Make-That-A-Take Records bring a trio of acoustic acts to Conroy's Basement topped off with a palette cleansing and riff-heavy set from Dundee band Indica

Live Review by Amy Kenyon | 11 Jul 2018
  • Indica live at Conroy's Basement, Dundee, 7 Jul

Conroy’s Basement in Dundee is home to the city’s burgeoning DIY punk scene. Make-That-A-Take Records presents an evening of soul-baring acoustic folk punk from Cairngorms Young Team, Haystack Monolith and Babar Luck with a headline set from progressive grunge-rock outfit, Indica.

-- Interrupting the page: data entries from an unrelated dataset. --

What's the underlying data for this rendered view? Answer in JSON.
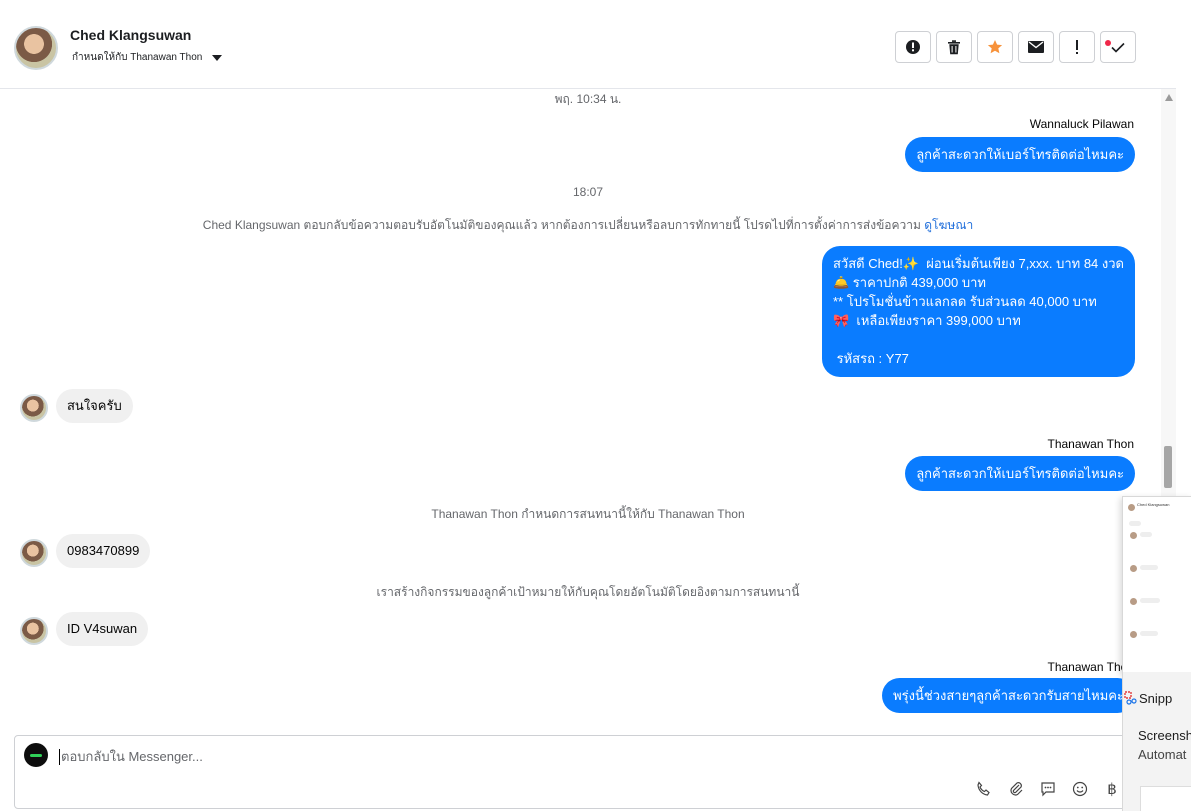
{
  "header": {
    "name": "Ched Klangsuwan",
    "assigned_text": "กำหนดให้กับ Thanawan Thon",
    "actions": [
      "spam-icon",
      "trash-icon",
      "star-icon",
      "mail-icon",
      "important-icon",
      "check-icon"
    ],
    "star_color": "#f7923a"
  },
  "messages": {
    "ts1": "พฤ. 10:34 น.",
    "sender1": "Wannaluck Pilawan",
    "out1": "ลูกค้าสะดวกให้เบอร์โทรติดต่อไหมคะ",
    "ts2": "18:07",
    "sys1": "Ched Klangsuwan ตอบกลับข้อความตอบรับอัตโนมัติของคุณแล้ว หากต้องการเปลี่ยนหรือลบการทักทายนี้ โปรดไปที่การตั้งค่าการส่งข้อความ",
    "sys1_link": "ดูโฆษณา",
    "promo": "สวัสดี Ched!✨  ผ่อนเริ่มต้นเพียง 7,xxx. บาท 84 งวด\n🛎️ ราคาปกติ 439,000 บาท\n** โปรโมชั่นข้าวแลกลด รับส่วนลด 40,000 บาท\n🎀  เหลือเพียงราคา 399,000 บาท\n\n รหัสรถ : Y77",
    "in1": "สนใจครับ",
    "sender2": "Thanawan Thon",
    "out2": "ลูกค้าสะดวกให้เบอร์โทรติดต่อไหมคะ",
    "sys2": "Thanawan Thon กำหนดการสนทนานี้ให้กับ Thanawan Thon",
    "in2": "0983470899",
    "sys3": "เราสร้างกิจกรรมของลูกค้าเป้าหมายให้กับคุณโดยอัตโนมัติโดยอิงตามการสนทนานี้",
    "in3": "ID V4suwan",
    "sender3": "Thanawan Thon",
    "out3": "พรุ่งนี้ช่วงสายๆลูกค้าสะดวกรับสายไหมคะ"
  },
  "composer": {
    "placeholder": "ตอบกลับใน Messenger...",
    "tools": [
      "phone-icon",
      "attach-icon",
      "saved-reply-icon",
      "emoji-icon",
      "baht-icon"
    ]
  },
  "overlay": {
    "mini_header": "Ched Klangsuwan",
    "snip_title": "Snipp",
    "snip_line1": "Screensh",
    "snip_line2": "Automat"
  },
  "colors": {
    "outgoing_bubble": "#0a7cff",
    "incoming_bubble": "#f0f0f0",
    "link": "#216fdb"
  }
}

Sean Cairns performing under the moniker Cairngorms Young Team debuts original material from his digital album New Sonnets to Combat Oppression. Cairns' music is a cynical but vulnerable ode to relationships past. Although the words he chooses to express his broken heartedness are at times a little clichéd, the layers of sound he creates on stage are not, the simplicity of the lyrics making the songs more relatable. Thinly disguised love songs unravel to reveal the temper tantrums of a petulant child as he screams, 'If I can’t have you no one can.'

Performing solo under the name Haystack Monolith, Mark Urban from band St. Kilda Mailboat has the air and appearance of a substitute teacher taking a break from the multiplication tables to teach us how to find wonder in the smallest of things. A natural storyteller, Urban uses his forgetfulness and other environmental distractions to enhance his humour and comedic timing throughout his set. The wonderful rhyming folk tales and fables become increasingly more bizarre until he dispenses with the guitar and begins to rap along to a pre-recorded soundtrack which is like watching the onstage liberation of a children’s TV presenter.

Self-described as droll music or gangster-folk, listening to London's Babar Luck live is an altogether different and more spiritual experience. Luck’s music has a soul; his songwriting style mirrors the reggae tradition of giving thanks for what we are grateful for. He plays with a unique blend of anger and optimism that things can and will change. Places like Conroy’s Basement, where people come together over a shared love of music, are a great starting point for such radical change to take place.

Headlining the evening, and the perfect palette cleanser to a night of mainly solo acoustic performances is Dundee's Indica who have taken on an almost mythical status in the local music scene. They have the audience transfixed with their clean vocals and thundering riffs reminiscent of Tool from bassist Jade Walker. It wouldn’t be a night at the Basement if the audience didn’t leave with their ears ringing.